New adventures for Susan Reynolds
This blog is new. I’m a little nervous, after all this is my first time blogging. I feel the need to “catch you up to date” on what’s about to happen, as this blog is coming to life as my preparations for a major walk are just about complete. If there’s a single underlying purpose (at least for the next month) to this blog, it will be to carry the tales as my walk unfolds. Here’s a little background:
My home has been in New Mexico for the last 16 years. This is the second time I’ve lived here, and the longest time I’ve lived anywhere. The basic geography is familiar to me: Albuquerque is 3 hours drive north; Las Cruces 75 miles south; and it takes a long time to get to places like Farmington, Taos, and Raton.
For the last six years I’ve walked countless miles on the two main roads that allow access to the village of Hillsboro. Somewhere along the way I’ve come to accept that knowing a place well requires discovering it on foot. New Mexico is a pretty big state, one that takes a lot of walking to get to know.
A week from today, I’m going to grow familiar with some 330 miles of it. My walk will begin with the infamous Jornada del Muerto (the Journey of the Dead) and end with my arrival in Santa Fe. Some of you have followed early reports on how this walk came to be. So, up front, my apologies if you’re already familiar with the story. If you’re not – read on.
I love wildernesses. When I hiked the West Highland Way, I crossed a moor that’s considered the last great wilderness of the U.K. Last summer Lapland, Sweden gave me challenge when I backpacked alone in the Arctic Circle. It is reported to be the last great wilderness of western Europe. The hike was full of adventures large and small, but it was also a time for quiet thought. Inspiration comes from many unexpected places, but it was there in the Arctic that I became intrigued with designing a lengthy walk for myself in New Mexico.
It’s taken months of driving, map-reading, and researching to choose my route. I love the hills where I live and train. Right away there’ll be the challenge of many flat miles. The “path” I’ve chosen echoes the ancient trade route of the Camino Real. It’ll take me straight through the Jornada del Muerto – a large geographic area known for the many hardships it’s presented travelers for over 400 years. It’s desolate and beautiful. I plan on surviving it. To that end, my husband will be driving a support vehicle. In a way, our truck will be our “carreta.”

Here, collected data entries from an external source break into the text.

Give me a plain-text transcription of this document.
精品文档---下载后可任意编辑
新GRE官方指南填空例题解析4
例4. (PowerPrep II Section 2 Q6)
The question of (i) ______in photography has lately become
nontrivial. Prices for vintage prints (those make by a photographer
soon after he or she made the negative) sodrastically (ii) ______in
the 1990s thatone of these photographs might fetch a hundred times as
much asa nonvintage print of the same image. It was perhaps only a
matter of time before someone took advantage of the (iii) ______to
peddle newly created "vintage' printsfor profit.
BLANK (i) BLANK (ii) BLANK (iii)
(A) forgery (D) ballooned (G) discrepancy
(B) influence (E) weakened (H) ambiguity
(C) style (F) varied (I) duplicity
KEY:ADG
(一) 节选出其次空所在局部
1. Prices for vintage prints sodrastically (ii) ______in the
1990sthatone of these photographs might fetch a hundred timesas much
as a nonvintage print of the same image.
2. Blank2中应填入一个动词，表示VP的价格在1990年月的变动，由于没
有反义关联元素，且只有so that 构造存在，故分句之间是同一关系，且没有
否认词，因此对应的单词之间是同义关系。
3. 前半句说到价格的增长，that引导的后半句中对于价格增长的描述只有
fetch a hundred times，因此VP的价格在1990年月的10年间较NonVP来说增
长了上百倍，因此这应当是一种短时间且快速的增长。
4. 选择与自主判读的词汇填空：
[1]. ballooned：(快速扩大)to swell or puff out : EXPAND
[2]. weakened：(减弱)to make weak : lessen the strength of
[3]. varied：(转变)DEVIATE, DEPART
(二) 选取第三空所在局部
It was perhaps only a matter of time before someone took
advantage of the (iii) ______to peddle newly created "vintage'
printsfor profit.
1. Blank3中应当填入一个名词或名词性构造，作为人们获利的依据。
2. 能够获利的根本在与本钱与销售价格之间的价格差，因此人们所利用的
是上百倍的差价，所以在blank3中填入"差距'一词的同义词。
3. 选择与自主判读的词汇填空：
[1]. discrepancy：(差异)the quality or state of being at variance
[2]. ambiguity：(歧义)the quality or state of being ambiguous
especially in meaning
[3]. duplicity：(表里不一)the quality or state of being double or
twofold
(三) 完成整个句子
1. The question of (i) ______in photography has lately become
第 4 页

I don’t want to give too much away up front. The idea is that you come back from time to time to follow my progress. There may even be photos of where I’ve been and what I’ve seen. My planning has been extensive. I’m now antsy to begin and feeling a bit anti-social as I prepare to leave the clutter that plagues us in the age of so much technology. So what have I done but create a blog.
When I was in the Arctic I sent reports home to a local newspaper. This happened only a few times as most of my days there were without internet or electricity. Things won’t be significanly different in the back desert of New Mexico. I’m hoping to post a few more times before I leave, and again three or four times from along the way.
For now, my head is full of a mix of details: how to pack the truck, what food to take, where to re-supply, don’t forget the sunscreen. You get the idea. I hope you’ll be back to see how the final frenzied days of planning go and to wish me “bon voyage.”